Ripley is Hispanic. The story closed with a quote from the police director. ” ‘For her to place blame of her crime on another community, it’s just as well another crime that was committed. It’s very disappointing,’ Miami-Dade Police Director Alfredo Ramirez told reporters Saturday.”
The same day, TheGrio, a black-oriented website, put the racial angle in its headline: “Florida woman who lied that Black men kidnapped son admits to drowning him, Miami cops say.”
In Macon, Christopher Keys, a white schoolteacher and youth pastor, claimed that two black men had carjacked and kidnapped him at a CVS pharmacy. Keys, who is married to a woman, made the claim after he had been with a man in a motel room, was robbed and then arrested on a charge of solicitation of sodomy.
The Telegraph in Macon did not report any racial considerations because it did not know of them, according to Blake Kaplan, regional executive editor for the McClatchy newspapers and general manager of the Sun Herald in Biloxi, Miss.
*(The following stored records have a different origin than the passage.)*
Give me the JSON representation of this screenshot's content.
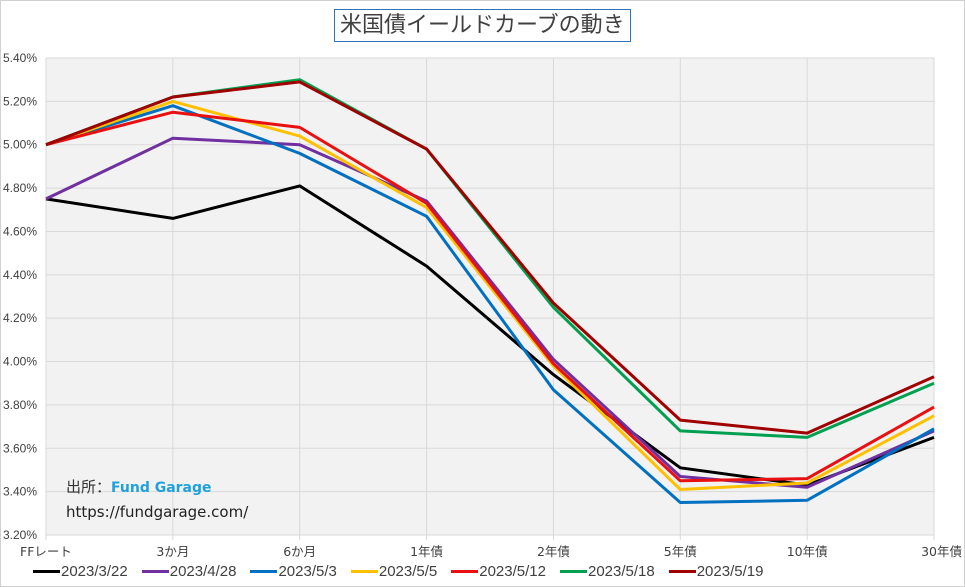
{
  "chart_data": {
    "type": "line",
    "title": "米国債イールドカーブの動き",
    "xlabel": "",
    "ylabel": "",
    "categories": [
      "FFレート",
      "3か月",
      "6か月",
      "1年債",
      "2年債",
      "5年債",
      "10年債",
      "30年債"
    ],
    "ylim": [
      3.2,
      5.4
    ],
    "yticks": [
      "3.20%",
      "3.40%",
      "3.60%",
      "3.80%",
      "4.00%",
      "4.20%",
      "4.40%",
      "4.60%",
      "4.80%",
      "5.00%",
      "5.20%",
      "5.40%"
    ],
    "ytick_values": [
      3.2,
      3.4,
      3.6,
      3.8,
      4.0,
      4.2,
      4.4,
      4.6,
      4.8,
      5.0,
      5.2,
      5.4
    ],
    "grid": true,
    "legend_position": "bottom",
    "series": [
      {
        "name": "2023/3/22",
        "color": "#000000",
        "values": [
          4.75,
          4.66,
          4.81,
          4.44,
          3.94,
          3.51,
          3.43,
          3.65
        ]
      },
      {
        "name": "2023/4/28",
        "color": "#7030a0",
        "values": [
          4.75,
          5.03,
          5.0,
          4.74,
          4.01,
          3.47,
          3.42,
          3.68
        ]
      },
      {
        "name": "2023/5/3",
        "color": "#0070c0",
        "values": [
          5.0,
          5.18,
          4.96,
          4.67,
          3.87,
          3.35,
          3.36,
          3.69
        ]
      },
      {
        "name": "2023/5/5",
        "color": "#ffc000",
        "values": [
          5.0,
          5.2,
          5.04,
          4.71,
          3.98,
          3.41,
          3.44,
          3.75
        ]
      },
      {
        "name": "2023/5/12",
        "color": "#e81010",
        "values": [
          5.0,
          5.15,
          5.08,
          4.73,
          3.99,
          3.45,
          3.46,
          3.79
        ]
      },
      {
        "name": "2023/5/18",
        "color": "#00a050",
        "values": [
          5.0,
          5.22,
          5.3,
          4.98,
          4.25,
          3.68,
          3.65,
          3.9
        ]
      },
      {
        "name": "2023/5/19",
        "color": "#a00000",
        "values": [
          5.0,
          5.22,
          5.29,
          4.98,
          4.27,
          3.73,
          3.67,
          3.93
        ]
      }
    ]
  },
  "source": {
    "label": "出所：",
    "brand": "Fund Garage",
    "url": "https://fundgarage.com/"
  },
  "colors": {
    "plot_bg": "#f2f2f2",
    "grid": "#d9d9d9",
    "title_border": "#2e75b6",
    "brand": "#1fa1dc"
  }
}
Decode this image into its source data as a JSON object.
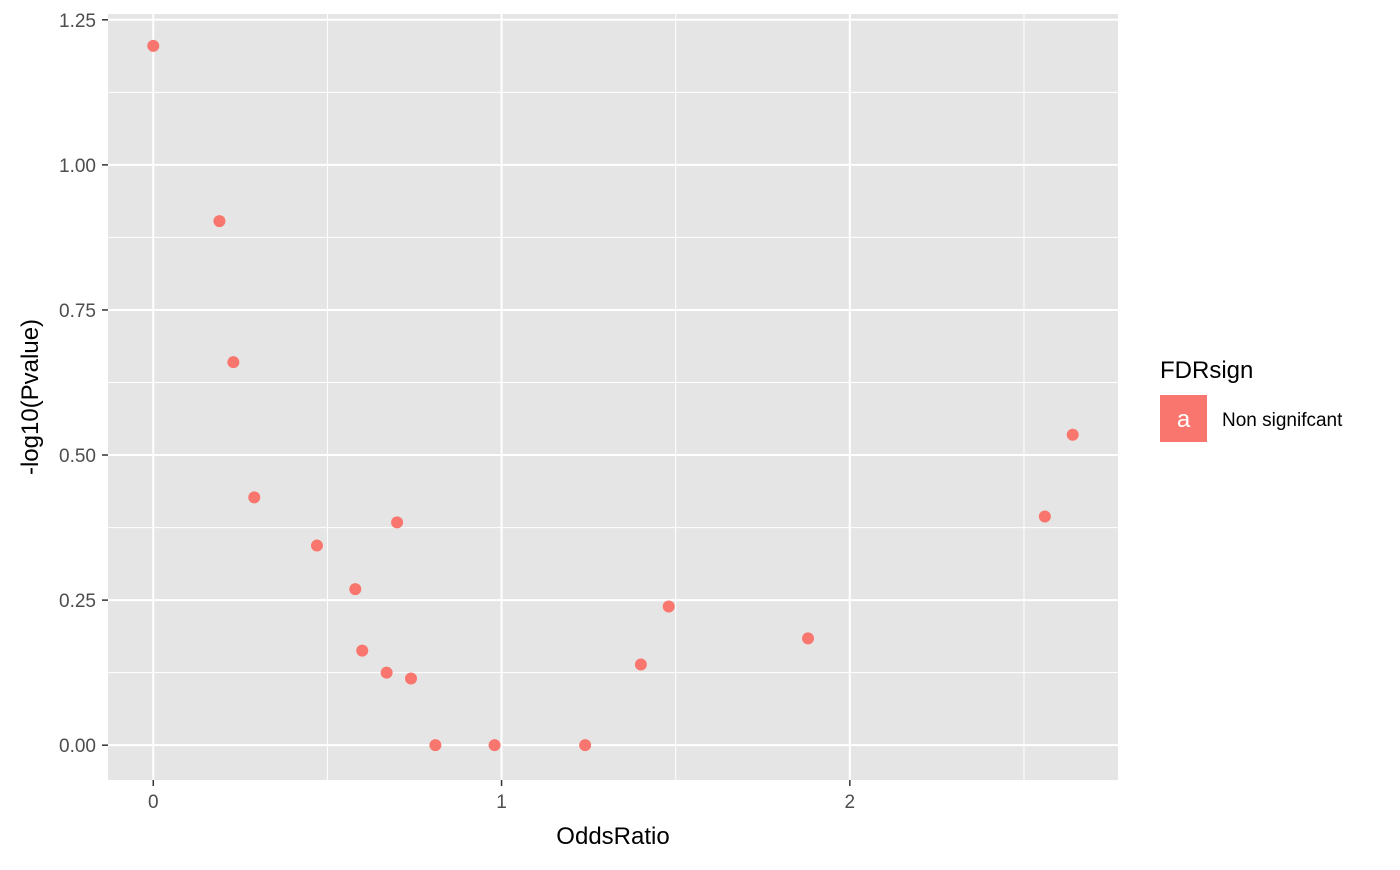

“The focus of the story was on Keys’ arrest for solicitation and the circumstances surrounding it, not the initial Facebook post the sheriff’s office referenced in their release.” That statement was dated May 21 and headlined “Clarification Of A Social Media Rumor.”
“It was our understanding that the sheriff’s office didn’t believe the carjacking and robbery occurred, so we did not investigate or report the details of the story attributed to Keys,” Kaplan told Journal-isms.
Likewise, Sgt. Linda Howard, spokesperson for the Bibb County Sheriff’s Office, messaged, “We were not aware of racial implications until you called and said there was per, the internet.”
The source of the comments about Keys’ discredited carjacking story was a Macon area woman who posted on Facebook an account of what Keys had told children in his church class, said the woman, who asked not to be identified because, “I’m getting enough hate mail.”
She said her post had been shared 900 times and that she had been called a racist and anti-LGBTQ, both untrue, she said. She was interested only in warning people about the safety concern at that CVS, she said.
But the Facebook post was also shown on Macon television station WMAZ and included her name. Receiving more hate mail, much of it from out of state, she asked the news director to redact her name, which the station did, she said.
It turns out that there had been a robbery attributed to two black men at the CVS store, she said, and Keys might have adapted that story as an alibi for himself.
Howard said that although the story of black men carjacking and kidnapping Keys proved to be fictitious, the African American that Keys allegedly solicited via craigslist did rob him, and had an African American accomplice, Howard said.
Those robberies are under investigation, according to the sergeant.